Saturday, May 9, 2009

MADAGASCAR

RICK WEISS, Washington Post Staff Writer, January 26, 2008
CZIKOWSKY: I have long found Madagascar fascinating. Being isolated, didn’t many of its plants and animal species develop independently from the rest of the world? I have found one finds some of the most interesting products of nature in Madagascar. My questions: about how much of Madagascar has even been searched by scientists? Are the political leaders and population supportive of further research?
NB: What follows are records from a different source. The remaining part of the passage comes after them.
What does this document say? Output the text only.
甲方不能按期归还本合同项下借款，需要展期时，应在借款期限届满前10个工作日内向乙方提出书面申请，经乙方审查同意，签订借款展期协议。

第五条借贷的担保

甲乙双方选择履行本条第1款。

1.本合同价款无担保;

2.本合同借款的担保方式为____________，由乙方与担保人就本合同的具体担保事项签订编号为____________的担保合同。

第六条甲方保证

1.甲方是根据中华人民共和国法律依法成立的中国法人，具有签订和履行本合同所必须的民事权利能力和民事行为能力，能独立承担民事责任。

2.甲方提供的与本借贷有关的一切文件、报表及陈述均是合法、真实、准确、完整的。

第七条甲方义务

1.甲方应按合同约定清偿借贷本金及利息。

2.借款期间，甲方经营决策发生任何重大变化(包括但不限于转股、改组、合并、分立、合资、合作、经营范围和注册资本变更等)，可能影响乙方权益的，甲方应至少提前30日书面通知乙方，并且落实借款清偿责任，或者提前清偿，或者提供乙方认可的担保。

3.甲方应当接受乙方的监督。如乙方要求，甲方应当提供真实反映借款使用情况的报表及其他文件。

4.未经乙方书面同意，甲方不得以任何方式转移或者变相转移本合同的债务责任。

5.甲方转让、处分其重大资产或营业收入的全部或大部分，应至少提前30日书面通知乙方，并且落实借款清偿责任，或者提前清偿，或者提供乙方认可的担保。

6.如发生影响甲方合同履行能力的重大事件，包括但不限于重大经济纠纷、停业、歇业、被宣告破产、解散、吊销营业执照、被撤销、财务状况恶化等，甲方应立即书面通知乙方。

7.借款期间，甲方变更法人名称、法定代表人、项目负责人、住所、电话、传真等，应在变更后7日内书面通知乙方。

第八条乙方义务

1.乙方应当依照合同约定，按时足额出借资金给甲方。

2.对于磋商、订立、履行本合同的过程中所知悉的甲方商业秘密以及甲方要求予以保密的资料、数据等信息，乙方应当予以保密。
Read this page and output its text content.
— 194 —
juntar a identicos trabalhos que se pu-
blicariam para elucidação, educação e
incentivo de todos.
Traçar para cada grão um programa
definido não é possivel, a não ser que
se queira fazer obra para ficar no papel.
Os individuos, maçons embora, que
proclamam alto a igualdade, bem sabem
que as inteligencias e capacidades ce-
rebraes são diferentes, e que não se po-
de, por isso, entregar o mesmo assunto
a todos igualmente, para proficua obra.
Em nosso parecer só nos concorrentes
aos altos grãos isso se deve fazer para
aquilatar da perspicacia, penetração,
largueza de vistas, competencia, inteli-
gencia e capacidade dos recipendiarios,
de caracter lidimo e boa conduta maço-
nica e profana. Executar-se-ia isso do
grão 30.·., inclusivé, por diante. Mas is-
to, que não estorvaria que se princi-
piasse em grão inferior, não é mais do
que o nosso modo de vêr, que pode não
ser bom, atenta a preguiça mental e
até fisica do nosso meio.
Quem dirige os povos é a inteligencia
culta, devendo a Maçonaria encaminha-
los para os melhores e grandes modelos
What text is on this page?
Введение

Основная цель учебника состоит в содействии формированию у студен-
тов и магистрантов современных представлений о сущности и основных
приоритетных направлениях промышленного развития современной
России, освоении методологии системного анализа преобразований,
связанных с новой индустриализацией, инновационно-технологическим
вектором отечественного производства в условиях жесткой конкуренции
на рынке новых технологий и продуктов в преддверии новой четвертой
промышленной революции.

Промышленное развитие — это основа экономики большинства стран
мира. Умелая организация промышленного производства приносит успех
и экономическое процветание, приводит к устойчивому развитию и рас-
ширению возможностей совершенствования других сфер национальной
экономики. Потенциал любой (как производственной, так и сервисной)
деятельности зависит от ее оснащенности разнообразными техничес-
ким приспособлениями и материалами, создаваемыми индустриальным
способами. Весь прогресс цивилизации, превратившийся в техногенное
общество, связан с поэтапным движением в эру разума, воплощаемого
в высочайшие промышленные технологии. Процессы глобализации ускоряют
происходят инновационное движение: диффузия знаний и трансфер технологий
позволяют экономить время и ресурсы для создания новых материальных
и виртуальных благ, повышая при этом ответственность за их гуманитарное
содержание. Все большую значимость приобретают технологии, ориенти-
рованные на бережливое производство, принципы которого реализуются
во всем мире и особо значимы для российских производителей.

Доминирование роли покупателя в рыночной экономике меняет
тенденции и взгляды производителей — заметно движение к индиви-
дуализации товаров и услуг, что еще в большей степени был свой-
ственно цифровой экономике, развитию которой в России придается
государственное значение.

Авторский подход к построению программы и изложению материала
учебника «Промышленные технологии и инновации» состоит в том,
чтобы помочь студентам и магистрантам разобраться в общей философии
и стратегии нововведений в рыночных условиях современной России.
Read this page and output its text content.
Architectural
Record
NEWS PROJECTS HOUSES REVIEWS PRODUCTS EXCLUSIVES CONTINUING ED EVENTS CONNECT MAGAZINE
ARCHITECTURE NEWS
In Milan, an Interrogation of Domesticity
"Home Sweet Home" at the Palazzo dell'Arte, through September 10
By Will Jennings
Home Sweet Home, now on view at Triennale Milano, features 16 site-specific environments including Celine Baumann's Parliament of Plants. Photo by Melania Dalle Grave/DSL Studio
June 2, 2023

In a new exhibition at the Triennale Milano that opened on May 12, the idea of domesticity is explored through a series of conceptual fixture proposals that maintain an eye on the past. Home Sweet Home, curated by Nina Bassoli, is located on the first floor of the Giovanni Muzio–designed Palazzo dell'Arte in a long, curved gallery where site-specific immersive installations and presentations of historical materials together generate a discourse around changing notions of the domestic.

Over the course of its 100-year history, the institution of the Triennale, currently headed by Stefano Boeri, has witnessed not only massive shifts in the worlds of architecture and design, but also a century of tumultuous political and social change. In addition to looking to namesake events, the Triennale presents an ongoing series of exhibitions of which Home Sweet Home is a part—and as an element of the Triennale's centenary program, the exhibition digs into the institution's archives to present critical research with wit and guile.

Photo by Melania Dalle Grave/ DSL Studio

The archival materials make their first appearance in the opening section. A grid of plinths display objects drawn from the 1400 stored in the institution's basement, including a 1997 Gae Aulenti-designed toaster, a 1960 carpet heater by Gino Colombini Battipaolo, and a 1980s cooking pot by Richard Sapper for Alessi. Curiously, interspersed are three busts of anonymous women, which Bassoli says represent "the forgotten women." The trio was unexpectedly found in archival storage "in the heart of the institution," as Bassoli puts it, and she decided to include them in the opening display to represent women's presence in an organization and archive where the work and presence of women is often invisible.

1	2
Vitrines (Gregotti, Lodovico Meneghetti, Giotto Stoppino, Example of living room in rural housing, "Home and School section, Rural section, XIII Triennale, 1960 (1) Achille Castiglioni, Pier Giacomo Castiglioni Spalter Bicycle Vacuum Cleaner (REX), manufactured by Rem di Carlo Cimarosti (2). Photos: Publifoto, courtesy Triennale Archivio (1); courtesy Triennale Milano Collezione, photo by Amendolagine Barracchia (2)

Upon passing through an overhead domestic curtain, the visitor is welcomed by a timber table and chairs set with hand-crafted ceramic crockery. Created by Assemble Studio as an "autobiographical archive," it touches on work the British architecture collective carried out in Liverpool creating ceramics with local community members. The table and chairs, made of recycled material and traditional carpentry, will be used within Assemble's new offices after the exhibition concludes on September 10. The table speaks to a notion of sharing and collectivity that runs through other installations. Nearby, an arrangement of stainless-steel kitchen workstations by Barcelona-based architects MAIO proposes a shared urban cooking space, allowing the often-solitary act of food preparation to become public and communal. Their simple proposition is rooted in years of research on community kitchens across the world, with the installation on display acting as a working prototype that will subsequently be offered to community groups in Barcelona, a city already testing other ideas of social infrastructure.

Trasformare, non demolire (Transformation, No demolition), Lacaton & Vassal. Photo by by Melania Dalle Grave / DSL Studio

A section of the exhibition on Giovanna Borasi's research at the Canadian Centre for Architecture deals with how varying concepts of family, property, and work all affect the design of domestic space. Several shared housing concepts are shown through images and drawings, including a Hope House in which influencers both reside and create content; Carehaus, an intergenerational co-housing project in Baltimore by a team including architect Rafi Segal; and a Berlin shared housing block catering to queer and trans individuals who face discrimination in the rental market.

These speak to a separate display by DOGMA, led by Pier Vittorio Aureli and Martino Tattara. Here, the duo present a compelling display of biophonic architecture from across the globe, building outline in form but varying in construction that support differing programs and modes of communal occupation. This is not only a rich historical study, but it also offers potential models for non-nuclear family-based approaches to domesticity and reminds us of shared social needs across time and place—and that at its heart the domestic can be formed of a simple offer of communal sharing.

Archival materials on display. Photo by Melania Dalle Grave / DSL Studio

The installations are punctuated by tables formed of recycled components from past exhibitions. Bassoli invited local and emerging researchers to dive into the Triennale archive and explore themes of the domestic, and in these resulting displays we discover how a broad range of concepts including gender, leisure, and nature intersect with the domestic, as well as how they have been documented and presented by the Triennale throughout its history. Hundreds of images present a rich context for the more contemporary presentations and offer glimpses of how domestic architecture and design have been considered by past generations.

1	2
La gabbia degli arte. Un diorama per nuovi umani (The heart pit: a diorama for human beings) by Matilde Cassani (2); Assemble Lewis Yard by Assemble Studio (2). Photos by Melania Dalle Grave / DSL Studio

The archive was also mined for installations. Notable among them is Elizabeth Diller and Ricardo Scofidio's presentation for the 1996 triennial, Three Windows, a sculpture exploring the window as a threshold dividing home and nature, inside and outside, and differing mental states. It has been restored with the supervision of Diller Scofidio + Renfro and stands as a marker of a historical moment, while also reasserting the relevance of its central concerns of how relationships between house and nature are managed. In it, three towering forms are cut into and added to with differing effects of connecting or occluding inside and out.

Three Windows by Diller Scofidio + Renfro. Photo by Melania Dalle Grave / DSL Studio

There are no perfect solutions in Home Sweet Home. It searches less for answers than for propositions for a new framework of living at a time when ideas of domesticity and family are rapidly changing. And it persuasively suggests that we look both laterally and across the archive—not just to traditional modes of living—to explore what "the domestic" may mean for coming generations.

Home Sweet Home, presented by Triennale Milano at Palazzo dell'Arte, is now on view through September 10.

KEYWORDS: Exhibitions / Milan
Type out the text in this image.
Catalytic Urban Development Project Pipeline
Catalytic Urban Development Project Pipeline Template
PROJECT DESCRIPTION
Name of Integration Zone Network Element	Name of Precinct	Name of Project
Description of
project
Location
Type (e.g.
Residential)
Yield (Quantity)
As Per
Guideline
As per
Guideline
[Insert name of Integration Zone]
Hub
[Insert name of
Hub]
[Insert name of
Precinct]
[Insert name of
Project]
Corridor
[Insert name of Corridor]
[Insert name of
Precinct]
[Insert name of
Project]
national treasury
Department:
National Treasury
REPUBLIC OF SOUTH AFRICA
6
WEISS: It is very interesting to look online at some of the sites that show how pieces of the Earth’s crust moved around 100 million years ago or so. You can see Madagascar, all by itself, even back then. A big piece of crust scrapes by off its east coast and drifts northward for 50 million years or more and crashed into central Asia, to become the Indian subcontinent (and making the Himalaya in the process; a hell of a fender bender). Point is, yes, it’s been its own piece of turf for a long time, so evolution took its own course there and made all kinds of exotic plants and animals in the process. There are some fledgling efforts to conserve parts of the island for tourism and for general biodiversity preservation, but it is incredibly poverty-stricken and it’s not like the government has tight control over activities in the island’s hard-to-reach areas, so people are cutting down lots of trees for both survival and commerce and planting fields of crops just to get by.